Contacté par L'Express, le parlementaire enfonce d'ailleurs le clou: "L'exemplarité c'est important, à plus forte raison au moment où l'on demande d'importants sacrifices aux Français."
Matignon, l'un des rares ministères à montrer l'exemple
René Dosière décerne un demi-satisfecit à Matignon. Le cabinet du Premier ministre est ainsi l'un des rares à afficher une diminution de la rémunération moyenne (-1,3% entre le mois d'août 2013 et le coeur de l'été 2014) de ses agents. D'août 2013 à août 2014, le nombre de membres du cabinet du Premier ministre a baissé de 12 pour atteindre 55 personnes, à la vue de l'annexe au projet de loi de Finances.
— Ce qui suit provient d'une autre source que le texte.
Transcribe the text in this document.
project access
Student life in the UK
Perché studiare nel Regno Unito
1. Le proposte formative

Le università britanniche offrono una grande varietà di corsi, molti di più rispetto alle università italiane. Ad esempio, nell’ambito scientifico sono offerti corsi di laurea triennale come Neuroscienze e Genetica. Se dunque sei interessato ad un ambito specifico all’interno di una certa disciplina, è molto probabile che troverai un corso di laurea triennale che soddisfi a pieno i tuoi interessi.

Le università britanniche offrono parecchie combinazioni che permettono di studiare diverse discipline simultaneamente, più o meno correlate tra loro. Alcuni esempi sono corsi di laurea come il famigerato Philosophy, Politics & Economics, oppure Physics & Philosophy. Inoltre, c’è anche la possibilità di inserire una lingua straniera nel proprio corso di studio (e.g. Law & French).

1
Mais avec un revenu moyen de 13 134 euros bruts par mois, certains, comme Médiapart, hésitent tout de même un instant avant de parler de "modération".
Les données budgétaires montrent notamment une augmentation de la dotation annuelle du cabinet du Premier ministre pour les primes, passée à 6,1 millions d'euros, contre 5,85 millions en 2013 et autant en 2012. Sous François Fillon, dont le cabinet comptait alors 67 membres, l'enveloppe pour ces primes avait atteint 6,5 millions en août 2011.
On notera d'ailleurs qu'à un tel niveau de rémunération, si les conseillers de Matignon demeurent moins bien payés que leur patron, ils gagnent déjà nettement plus qu'un ministre dont les traitements et salaires mensuels (hors avantages en nature) ne peuvent excéder 12 700 euros environ.
Et les cancres sont...
Si les chiffres recueillis par René Dosière ne permettent pas une mise à plat intégrale des salaires pratiqués dans les cabinets ministériels, ils lui semblent tout de même suffisants pour pointer du doigt au moins deux anomalies particulièrement frappantes. "Au ministère de la Réforme de l'Etat, qui ne compte qu'une dizaine de conseillers, on note par exemple une augmentation de 30% de la rémunération moyenne. C'est assez incroyable", souligne le parlementaire. Quant au ministère de la Culture, "à équipe égale, le volume des primes a pratiquement doublé".

Dans 19 ministères, les conseillers sont mieux payés que leur patron
Contrairement à la règle appliquée à l'Élysée et à Matignon, où aucun collaborateur ne gagne davantage que le Président ou que le Premier ministre, "dans 19 ministères, la rémunération moyenne des membres de cabinet est supérieure à celle du ministre", selon les calculs du député de l'Aisne. C'est notamment le cas à l'Intérieur et à la Défense (environ 13 000 euros bruts en moyenne) ou encore à la Culture (13 800 euros). René Dosière juge cette situation "choquante" et y voit le signe d'une "course à la rémunération des conseillers". Il en profite d'ailleurs pour renouveler sa proposition d'établir la règle selon laquelle aucun collaborateur ne gagnerait plus que ministre au service duquel il est engagé. Selon ses projections, une telle mesure allègerait le budget de l'Etat de quelque 3,8 millions d'euros, soit 11% de sa masse salariale. Une paille à l'échelle du budget ou du déficit (environ 75 milliards d'euros en 2014). Mais en période de crise, les symboles comptent sans doute autant que les économies.